In 2011, there was serious talk between the Province and the region about how to increase TransLink’s revenue in order to provide a much needed increase to transit services in the region. This broken down in 2012 and around this time last year, the TransLink Commission denied TransLink’s proposed increase to transit fares and the Province denied TransLink the ability to use new sources of taxation revenue. TransLink was subjected to two performance audit instead. The result was an “optimization” of transit service; cutting service from one area to increase service in another. Even with the service “optimization”, TransLink still saw a 1.95% increase in transit ridership. The largest increase in ridership, at 6.36%, was on Vancouver’s trolley bus network. About 27% of all bus ridership in the region is from the Vancouver trolley bus network.

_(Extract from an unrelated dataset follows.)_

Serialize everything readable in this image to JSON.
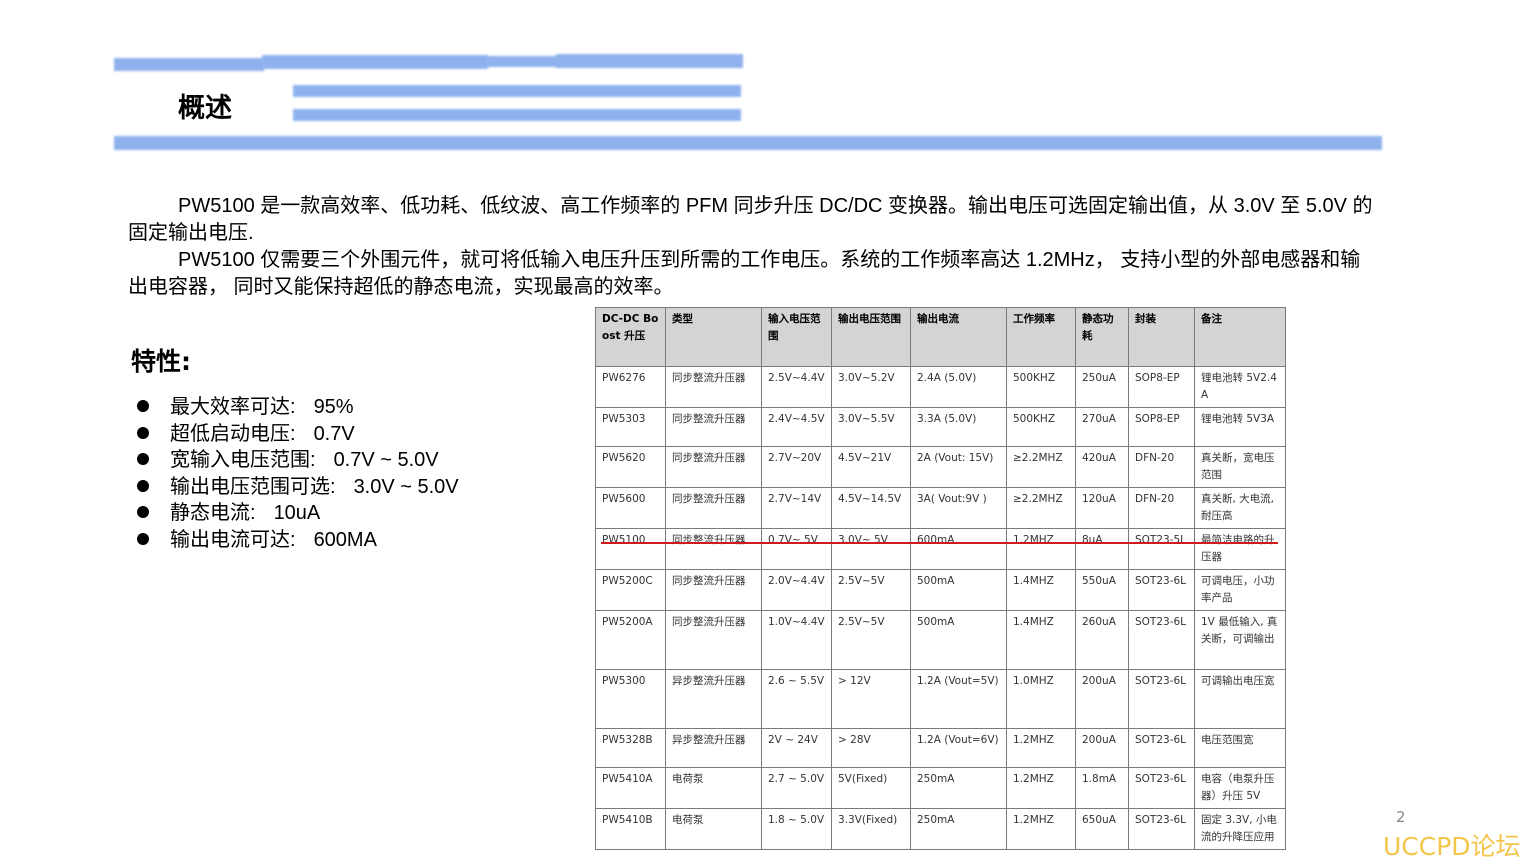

The only conventional transit service to see a decline in transit ridership was on the SeaBus. In 2011, there was a 6.73% decrease in ridership and in 2012 there was a further 3.19% decrease. I have to wonder why ridership is decreasing on the SeaBus.

While TransLink’s ridership still increased in 2012, 2013 will be the year when TransLink will be implementing the largest “optimization” to its services and I have to wondering if ridership will continue to increase. While 2% growth in ridership is good, in order to actually shift mode share toward transit in the region, a higher annual growth in ridership will be needed. This will only happen once TransLink has the funding to actually add new service in the region.

2 comments:

Kyle Zheng said...

The Seabus ridership might be decreasing because of the new marine drive Lions Gate Bridge improvements, speeding up service for the buses. The seabus is truly extremely slow; with a choice between the 240 and the 230 or 229 + Seabus, times are now faster on the bus especially to Georgia.

Anonymous said...

It may also be that the new seabus has bad windows so the view is not as good for choice riders...although I doubt that is the major reason.